Les peintres ne copient pas simplement la nature, mais ils la reproduisent pour nous faire partager la surprise et l’émotion qu’ils ont ressenties devant elle, en la voyant en poètes. Et ce qu’ils nous enseignent, qu’est-ce, sinon à voir partout la nature avec les yeux du poète ?

La musique descriptive est donc légitime puisque la peinture et la poésie sont comme les éléments inconscients, sans lesquels le langage des sons ne se concevrait pas. Il y a du peintre dans tout musicien. Écoutez-le parler, et cette seconde nature vous apparaîtra aussitôt. Pour exprimer l’idée la plus simple, les musiciens ne sauraient se passer d’avoir recours à des images et à des métaphores. Leur langage est une sorte de peinture en paroles ; d’où l’allure si originale, si pittoresque, souvent aussi, si bizarre et incohérente de leurs écrits. Rien de plus intéressant, à cet égard, que leurs lettres : elles montrent leur esprit sans cesse travaillé par des images visuelles.

La tendance descriptive apparaît déjà dans les œuvres des primitifs. Ce sont des tendances imitatives très naïves ; ils veulent reproduire le chant des oiseaux, le rire, les gémissements, le bruit d’une source ou d’une cascade ; bien plus : ils prétendent représenter des scènes entières, et aboutissent ainsi à des narrations musicales où les péripéties de la composition sont censées correspondre à celles d’un récit. C’est précisément dans les deux générations antérieures à Bach que nous voyons apparaître simultanément en Italie, en Allemagne et en France, cette musique descriptive rudimentaire. Ainsi, dans les morceaux caractéristiques de Froberger et des clavecinistes français, que Bach connaissait, dans les descriptions orchestrales des maîtres hambourgeois, les Keiser, les Mattheson et les Telemann, et surtout, dans les sonates bibliques de Kuhnau, qui sont comme l’expression classique de cette tendance.[2]

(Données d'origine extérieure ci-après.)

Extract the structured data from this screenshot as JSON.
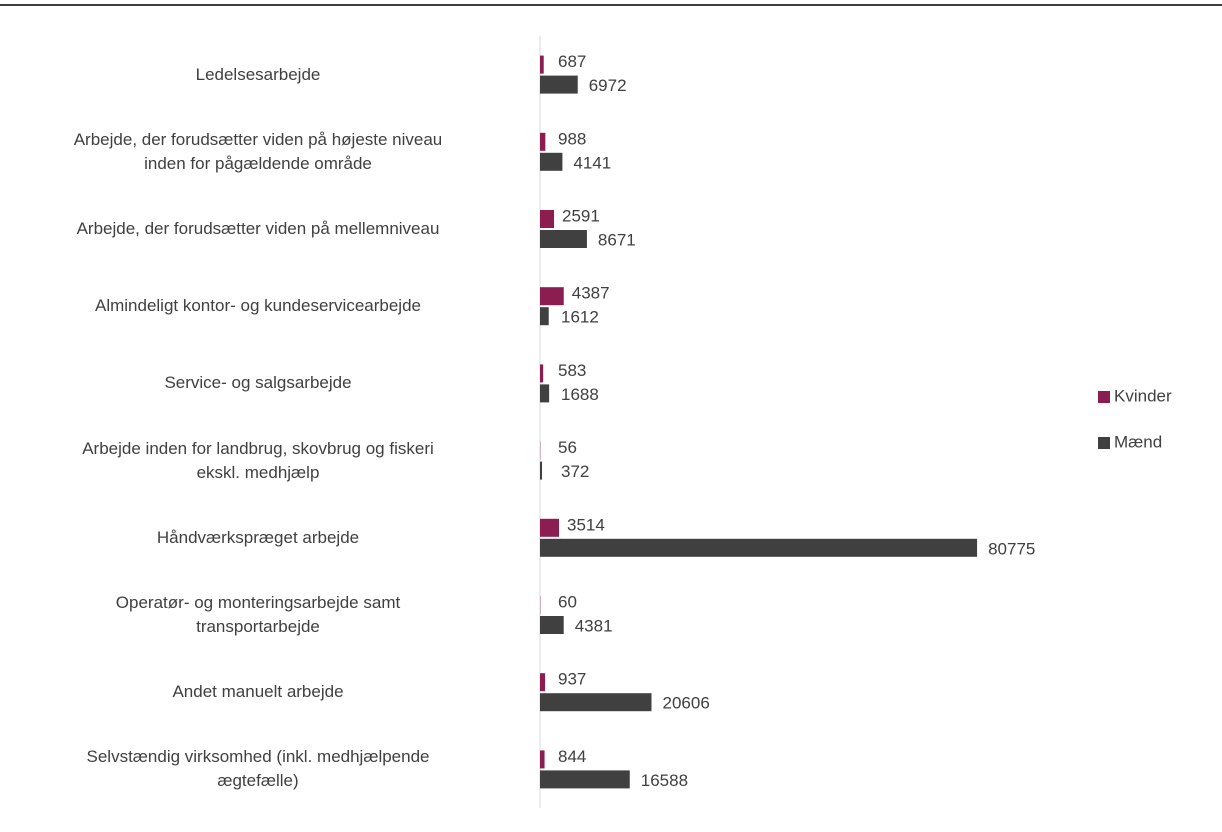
{
  "chart_data": {
    "type": "bar",
    "orientation": "horizontal",
    "categories": [
      "Ledelsesarbejde",
      "Arbejde, der forudsætter viden på højeste niveau\ninden for pågældende område",
      "Arbejde, der forudsætter viden på mellemniveau",
      "Almindeligt kontor- og kundeservicearbejde",
      "Service- og salgsarbejde",
      "Arbejde inden for landbrug, skovbrug og fiskeri\nekskl. medhjælp",
      "Håndværkspræget arbejde",
      "Operatør- og monteringsarbejde samt\ntransportarbejde",
      "Andet manuelt arbejde",
      "Selvstændig virksomhed (inkl. medhjælpende\nægtefælle)"
    ],
    "series": [
      {
        "name": "Kvinder",
        "color": "#8c1d50",
        "values": [
          687,
          988,
          2591,
          4387,
          583,
          56,
          3514,
          60,
          937,
          844
        ]
      },
      {
        "name": "Mænd",
        "color": "#404040",
        "values": [
          6972,
          4141,
          8671,
          1612,
          1688,
          372,
          80775,
          4381,
          20606,
          16588
        ]
      }
    ],
    "xlim": [
      0,
      90000
    ],
    "legend": "right"
  }
}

Cette musique descriptive primitive a si peu cessé d’exister qu’elle reparaît avec toutes ses prétentions dans notre musique à programme. Entre les mains de Liszt et des disciples, grands et petits, qui s’engagent dans cette voie, la symphonie tourne au poème symphonique (Symphonische Dichtung). Les péripéties ne s’expliquent plus par elles-mêmes ; elles nécessitent un commentaire qui annonce ce que la musique va représenter. Qu’on ne s’y méprenne pas : pour grands que soient les moyens qu’elle emploie et la netteté d’expression à laquelle elle atteint, cette musique descriptive n’en reste pas moins primitive et comme en marge de la musique, précisément parce qu’elle ne s’explique point par elle-même. Et quand ce sont des musiciens de second ordre qui la pratiquent, ils ont beau multiplier les explications et commenter chaque mesure : ce caractère «primitif ne fait que s’accentuer. Tels les anciens peintres, qui figuraient les paroles de leurs personnages par une guirlande de mots qui s’élançait de leur bouche, au lieu de se contenter du geste et de l’expression.

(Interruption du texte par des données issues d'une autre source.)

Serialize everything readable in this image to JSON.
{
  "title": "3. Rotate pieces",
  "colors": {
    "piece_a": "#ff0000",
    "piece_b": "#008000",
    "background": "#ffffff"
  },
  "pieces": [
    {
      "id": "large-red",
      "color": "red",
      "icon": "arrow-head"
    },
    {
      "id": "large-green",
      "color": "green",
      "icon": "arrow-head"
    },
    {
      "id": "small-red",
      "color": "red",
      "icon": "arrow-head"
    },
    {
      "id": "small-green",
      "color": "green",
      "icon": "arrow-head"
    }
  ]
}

L’histoire de la musique descriptive primitive comprend donc deux périodes : une période ancienne et une période moderne. Ici et là, nous sommes en présence de tendances normales, qui, étant donné la façon dont elles se sont manifestées et développées, n’ont abouti qu’à un art faux.

Dans l’art pictural, nous constatons une anomalie analogue : la peinture biblique. Séduits par des épisodes connus de tous, les peintres, anciens et modernes, se sont laissés entraîner au-delà des limites naturelles de la narration picturale. Ils croyaient représenter tel ou tel épisode de l’Histoire sainte, en réunissant sur une même toile les personnages qui y figurent ; ils ne songeaient point à se demander si l’action de l’épisode pouvait être concentrée dans une scène unique et se traduire d’une façon concrète par l’attitude des personnages, comme l’exige la logique de toute composition picturale. Aussi ont-ils créé, presque tous, des tableaux qui sont, en leur genre, aussi faux que la fausse musique descriptive. Comme les scènes bibliques des Sonates de Kuhnau, leurs œuvres ne s’expliquent que par des sous-entendus. Un homme avec un couteau, un enfant avec les bras liés, une tête qui surgit à travers les nuages, un bouc dans les arbustes : tout cela réuni sur une toile représente l’histoire du sacrifice d’Abraham. Une femme et un homme assis au bord d’une citerne, douze hommes venant deux par deux sur la route, dans le fond des gens sortant d’un bourg : c’est Jésus et la Samaritaine.

La peinture biblique fournit en abondance des exemples de cette fausse narration picturale qui, en vérité, n’est que de la belle imagerie. Si achevée que soit l’exécution, elle ne réussit point à faire oublier l’absence complète de composition. C’est qu’en réalité, il n’y a qu’un très petit nombre de scènes bibliques qui se prêtent à la peinture ; les autres ne sont pas susceptibles de remplir les conditions voulues.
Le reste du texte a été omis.